I love my car. I’ve had my wonderful Honda CR-V that I’ve lovingly and accurately named Black Beauty since my sophomore year of college and we’ve been through a lot.
Many years ago we were been robbed. Someone reached through my open window (my bad) and took a necklace and my work out shoes. The necklace was never recovered, but the shoes were later found in the bushes, surely discarded because of their smell (also my bad). Black Beauty and I have had nasty notes left for us. Someone instructed me to “rot in hell.” And we’ve been the victim of a light hearted prank.
At my first apartment complex, which was basically a glorified dorm, someone left half-full pizza boxes on top of my car. The best, and possibly unintentional, part of the prank was having to maneuver around the seagull urban picnic that developed on my roof. But Black Beauty and I survived it all.
But something much more permanent happened recently. Something much more upsetting and real. My car was keyed, entirely. The silver cut stands out clearly against Black Beauty’s black paint and wraps around the whole car, including the top and bottom of my hatchback trunk and a squiggly doodle on the hood. The right side has the beginnings of a second lap around and I wonder if the decision to stop was an interruption or a design choice. S/He was THOROUGH.
When I noticed the keying I reacted as one does to such aggressive vandalism: I lost all sense of self and questioned who I am as a person. Am I really the kind of person who gets keyed? I compiled a list of the type of people who would deserve this kind of hostility and it includes people are bitches, gang members and terrible parkers.
Maybe I’m a bitch.
I don’t remember being terrible to anyone but that doesn’t prove anything. Isn’t it a true bitch does something awful and isn’t even phased?
So then maybe I’m the target of a gang initiation.
A few months ago I found a fruit knife sticking out of a palm tree in my front yard. It was small but menacing. I feared it was a marking, a reminder left by some kind of Huckleberry Finn-esque gang to return to our house at a later date. I brought the knife inside and is now one of our most-used kitchen utensils. Was keying my car a new marking to replace the knife? Or could it be retaliation for taking what was meant to be a frightening warning and turning it into my favorite avocado slicer?

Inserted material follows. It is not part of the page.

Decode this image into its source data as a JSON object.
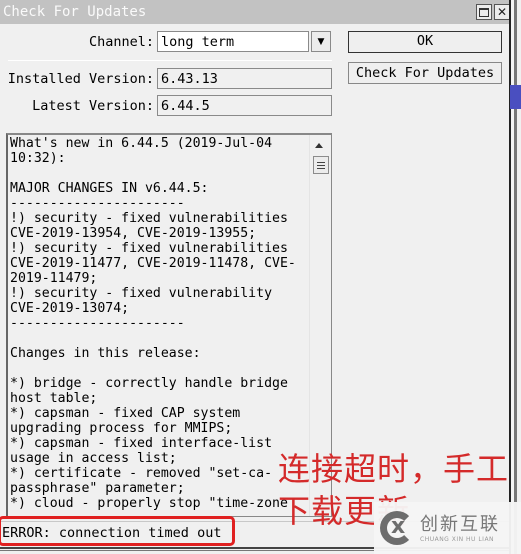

It’s most likely that the knife belonged to my 65-year-old landlord. He’s very handy, always installing large, second-hand fountains or holding up fallen vines with chicken wire in our front yard. But he’s also forgetful and calls all of my roommates Anna. He probably left the knife behind after doing some yard work. He could have been in a hurry to get back to his day job – standing in the middle of our street in a leather jacket, smoking a cigarette and scanning the block for trespassers. He might be in a gang.
That leaves the last option: I’m a bad parker.
Nope, wait, no that’s definitely not an option. I’m a fantastic parker, signal user and conservative horn honker: I’m the best at everything having to do with driving.
It’s possible that my car itself – Black Beauty herself – was targeted. There is a University of Colorado sticker proudly displayed on the back window and college rivalries run deep. Maybe a Colorado State alum decided to take out some frustration. While I prefer to settle my feuds on the beer pong table, I would probably lash out too if I went to the inferior state college. GO BUFFS!
Alternatively, I keep our branded coffee cart in my trunk and it’s in plain sight at all times. Maybe a die hard hot coffee drinker wanted to make it known that our kind (cold coffee drinkers) are not welcome ’round these parts. I get it. Bitter, disgusting, burn-my-tongue coffee makes me angry too. COLD COFFEE FOR LIFE!
The silver lining of all of this is that now I can BE that bitch or I can BE that person who parks and drives like a jerk. Because what are ya gonna do about it? Key my car?